Microsoft has recently unveiled its roadmap to build a quantum supercomputer, marking a significant stride in the tech giant’s quantum computing journey. the company detailed its approach to realizing the potential of quantum computing through a series of strategic milestones.
A major part of the announcement was the introduction of the Quantum Computing Implementation Levels, a three-tiered framework to track the progression of quantum computing. The first level is referred to as the Foundational Level, which consists of quantum systems that run on noisy physical qubits, encompassing all of today’s Noisy Intermediate Scale Quantum (NISQ) computers. The second level, known as the Resilient Level, is characterized by quantum systems that operate on reliable logical qubits. The final level, the Scale Level, represents the future of quantum supercomputing, where quantum supercomputers can solve impactful problems that even the most powerful classical supercomputers cannot handle.
To measure the performance of a quantum supercomputer, Microsoft has proposed the metric of reliable Quantum Operations Per Second (rQOPS). The company believes that the first quantum supercomputer will need to deliver at least one million rQOPS, with an error rate of, at most, one for every trillion operations.
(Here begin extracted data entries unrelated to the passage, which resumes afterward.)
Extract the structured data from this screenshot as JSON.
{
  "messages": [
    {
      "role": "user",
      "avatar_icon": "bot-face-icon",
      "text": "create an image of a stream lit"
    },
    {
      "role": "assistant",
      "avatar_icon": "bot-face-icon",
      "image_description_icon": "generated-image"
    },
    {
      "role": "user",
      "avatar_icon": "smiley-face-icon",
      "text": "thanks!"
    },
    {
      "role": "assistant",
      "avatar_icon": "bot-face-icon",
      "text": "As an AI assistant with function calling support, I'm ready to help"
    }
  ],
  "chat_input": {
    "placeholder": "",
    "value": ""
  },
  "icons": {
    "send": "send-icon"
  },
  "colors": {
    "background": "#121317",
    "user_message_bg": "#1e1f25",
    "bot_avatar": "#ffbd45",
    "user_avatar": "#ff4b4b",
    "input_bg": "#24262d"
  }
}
At this level of performance, a quantum supercomputer could simulate simple models of correlated materials, aiding in the creation of better superconductors.
Microsoft’s path to a quantum supercomputer will leverage the topological qubits that the company’s researchers have been working on for several years. Krysta Svore, Microsoft’s VP of Advanced Quantum Development, noted that the company expects it will take fewer than 10 years to build a quantum supercomputer using these qubits that will be able to perform a reliable one million quantum operations per second.
Last year, the company announced a breakthrough with the creation of Majorana-based qubits. These qubits are highly stable and difficult to create, but their development indicates significant progress toward the construction of a quantum supercomputer. Microsoft is now in the Foundational Level of quantum computing, with the next goal being the Resilient Level, which involves creating logical qubits from physical qubits and operating them with an error-correcting code.
The immediate next step in Microsoft’s quantum computing journey is to build hardware-protected qubits. The team is making substantial progress in this area, and the qubits being developed are small and fast enough to perform one qubit operation in less than a microsecond. After this, the focus will be on entangling these qubits and operating them through a process called braiding. Once this is achieved, the team plans to build a smaller multiqubit system and demonstrate a full quantum system.
Along with its roadmap, Microsoft also announced Azure Quantum Elements and Copilot for Azure Quantum. Azure Quantum Elements is a platform for accelerating scientific discovery by combining high-performance computing, AI, and quantum. Copilot for Azure Quantum is an AI model that can assist scientists and students in generating quantum-related calculations and simulations.
While this roadmap is ambitious and the timeline to achieve it is challenging, Microsoft’s progress in quantum computing is a significant development for the technology industry. As the race to build a quantum supercomputer continues, the advancements made by Microsoft and other tech giants will undoubtedly drive innovation and have far-reaching implications for numerous sectors.